Вдруг мне пришло в голову, что я не помню ни одного лица, которое проплывало передо мной в детстве. Даже если кто-то из моих родных жив, я все равно не узнаю их лиц.
Неужели это справедливо? Нас учат, что – да, справедливо, учат отсекать лишнее. Ведь… Ведь они меня тоже отсекли.
И я теперь вообще одна-одинешенька в этом мире. Мне не на кого надеяться, кроме того, кто в следующем году придет на мой первый бал и выберет меня.
Конечно, я буду служить ЕМУ со всем рвением, ведь мне будет к кому прислониться, кому служить по всем правилам нашего воспитания.

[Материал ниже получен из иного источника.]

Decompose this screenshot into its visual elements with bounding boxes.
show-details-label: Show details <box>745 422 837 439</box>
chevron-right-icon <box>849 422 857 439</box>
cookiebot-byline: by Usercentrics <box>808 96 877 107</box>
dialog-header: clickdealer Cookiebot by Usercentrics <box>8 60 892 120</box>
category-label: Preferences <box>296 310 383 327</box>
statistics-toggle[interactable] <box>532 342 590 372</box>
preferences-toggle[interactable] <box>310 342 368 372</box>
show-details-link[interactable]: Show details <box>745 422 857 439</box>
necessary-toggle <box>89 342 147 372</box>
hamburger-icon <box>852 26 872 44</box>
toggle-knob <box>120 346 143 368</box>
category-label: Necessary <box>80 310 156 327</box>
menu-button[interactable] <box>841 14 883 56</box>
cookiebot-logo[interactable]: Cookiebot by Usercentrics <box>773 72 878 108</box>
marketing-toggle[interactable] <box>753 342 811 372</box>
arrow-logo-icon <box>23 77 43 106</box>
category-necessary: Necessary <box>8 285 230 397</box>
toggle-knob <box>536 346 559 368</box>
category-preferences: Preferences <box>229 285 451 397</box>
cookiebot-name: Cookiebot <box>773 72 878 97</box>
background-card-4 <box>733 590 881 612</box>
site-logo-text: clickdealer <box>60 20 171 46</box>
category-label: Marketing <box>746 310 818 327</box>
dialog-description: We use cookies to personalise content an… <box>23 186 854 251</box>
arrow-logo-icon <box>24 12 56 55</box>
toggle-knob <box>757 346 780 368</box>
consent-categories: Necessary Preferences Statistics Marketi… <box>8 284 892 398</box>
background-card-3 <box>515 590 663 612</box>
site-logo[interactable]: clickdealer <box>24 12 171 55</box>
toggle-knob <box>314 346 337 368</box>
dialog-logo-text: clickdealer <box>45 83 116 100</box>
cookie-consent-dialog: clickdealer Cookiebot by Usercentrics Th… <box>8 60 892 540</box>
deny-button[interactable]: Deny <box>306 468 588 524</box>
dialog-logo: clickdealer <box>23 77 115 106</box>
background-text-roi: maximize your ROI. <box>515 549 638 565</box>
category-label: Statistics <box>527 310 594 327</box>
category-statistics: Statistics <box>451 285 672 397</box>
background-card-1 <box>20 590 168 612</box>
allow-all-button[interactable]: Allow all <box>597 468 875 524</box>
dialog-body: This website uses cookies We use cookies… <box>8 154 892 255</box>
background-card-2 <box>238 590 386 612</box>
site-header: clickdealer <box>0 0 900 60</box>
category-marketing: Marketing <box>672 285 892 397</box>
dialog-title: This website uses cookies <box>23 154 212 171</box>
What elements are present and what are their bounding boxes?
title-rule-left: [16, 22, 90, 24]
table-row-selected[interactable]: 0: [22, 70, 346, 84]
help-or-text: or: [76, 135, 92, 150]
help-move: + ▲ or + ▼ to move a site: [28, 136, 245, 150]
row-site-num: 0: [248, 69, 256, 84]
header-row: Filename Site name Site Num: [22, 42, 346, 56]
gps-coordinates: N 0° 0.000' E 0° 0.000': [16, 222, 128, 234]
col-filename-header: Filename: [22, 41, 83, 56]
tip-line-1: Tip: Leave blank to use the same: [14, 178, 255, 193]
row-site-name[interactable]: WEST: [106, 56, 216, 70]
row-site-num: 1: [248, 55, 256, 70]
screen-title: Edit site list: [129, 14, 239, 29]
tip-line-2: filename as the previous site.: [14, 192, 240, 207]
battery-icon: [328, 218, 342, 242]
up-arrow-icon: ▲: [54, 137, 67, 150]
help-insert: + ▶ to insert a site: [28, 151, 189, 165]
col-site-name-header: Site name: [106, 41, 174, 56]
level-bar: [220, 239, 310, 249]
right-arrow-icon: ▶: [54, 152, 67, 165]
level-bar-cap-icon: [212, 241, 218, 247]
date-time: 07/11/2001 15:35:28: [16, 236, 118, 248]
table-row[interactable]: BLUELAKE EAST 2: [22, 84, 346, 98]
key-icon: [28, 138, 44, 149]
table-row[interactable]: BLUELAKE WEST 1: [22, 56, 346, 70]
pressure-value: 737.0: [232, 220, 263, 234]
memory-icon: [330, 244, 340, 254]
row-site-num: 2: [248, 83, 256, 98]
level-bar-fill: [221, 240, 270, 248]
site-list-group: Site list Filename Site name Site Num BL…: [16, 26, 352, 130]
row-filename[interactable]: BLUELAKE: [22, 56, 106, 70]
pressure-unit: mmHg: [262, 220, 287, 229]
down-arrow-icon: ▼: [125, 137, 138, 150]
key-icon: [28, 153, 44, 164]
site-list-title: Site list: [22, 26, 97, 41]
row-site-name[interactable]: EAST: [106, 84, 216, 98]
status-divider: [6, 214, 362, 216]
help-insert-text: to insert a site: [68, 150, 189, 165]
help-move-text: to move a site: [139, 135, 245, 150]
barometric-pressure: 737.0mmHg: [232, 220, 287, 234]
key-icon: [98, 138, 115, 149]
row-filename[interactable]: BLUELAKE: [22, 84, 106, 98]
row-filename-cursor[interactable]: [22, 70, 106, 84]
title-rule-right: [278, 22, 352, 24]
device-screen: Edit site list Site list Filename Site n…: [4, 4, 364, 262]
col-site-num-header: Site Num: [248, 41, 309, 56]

Разве не так же служила Тур? Мертвая Тур. Где она сейчас? Что стало с ее телом? В каком платье она лежит, в какой позе? Кто вспоминает ее в эту минуту? Может быть, никто, кроме меня?
А почему я думаю об этом?
Зачем мне эти мысли?
Мне неуютно с ними.
Я хочу избавиться от них.
Я хочу быть такой, какой была до того бала, когда услышала этот проклятый саксофон!
…Как трудно жечь дневник!
Очень трудно. Во-первых, потому, что он долго не хотел разгораться в еле теплящемся костре, оставшемся после вечернего пения на лужайке, – обложка и сама бумага оказались слишком плотными. Во-вторых, трудно было сделать это незаметно для других. Пришлось дождаться, пока все разойдутся, и сделать вид, что осталась прибрать лужайку после того, как старшие под присмотром Воспитательницы повели малышей в спальни.
В-третьих, я знала, что все равно придется взять новую, точно такую же тетрадь и начать записи заново – а это страниц сто, не меньше! Ведь надо же его сдать госпоже Директрисе в лучшем виде. А эти сто страниц придется выдумать.
То есть соврать в каждом слове. А нас не учили врать! Но если я сдам дневник в таком виде, как сейчас, меня ожидают стыд и позор. Все узнают, что я – первейшая врунья. Все узнают о поступке Лил, о дневнике Тур, о… о саксофоне и о том, что мы подглядывали за балами на крыше здания.
И тогда я умру. Стану недвижимой, как Тур.
Вот оно! Я пришла все-таки к правильной мысли, что Тур совершила нечто подобное, нечто такое, после чего нельзя жить.
Точно!
Ведь мне самой иногда хочется броситься вниз головой с ближайшей башни ЛПЖ. Вот до чего я докатилась.
Кажется, это заметили не только девочки из десятого секстета, но и Воспитательница, которая летом осталась одна на два этажа и постоянно жаловалась на усталость. Мы, старшие, помогали ей, как могли, и тоже страшно уставали, присматривая за малышами.
Но что значит эта усталость в сравнении с тем, как напрягались мои бедные мозги, нагруженные различными вопросами.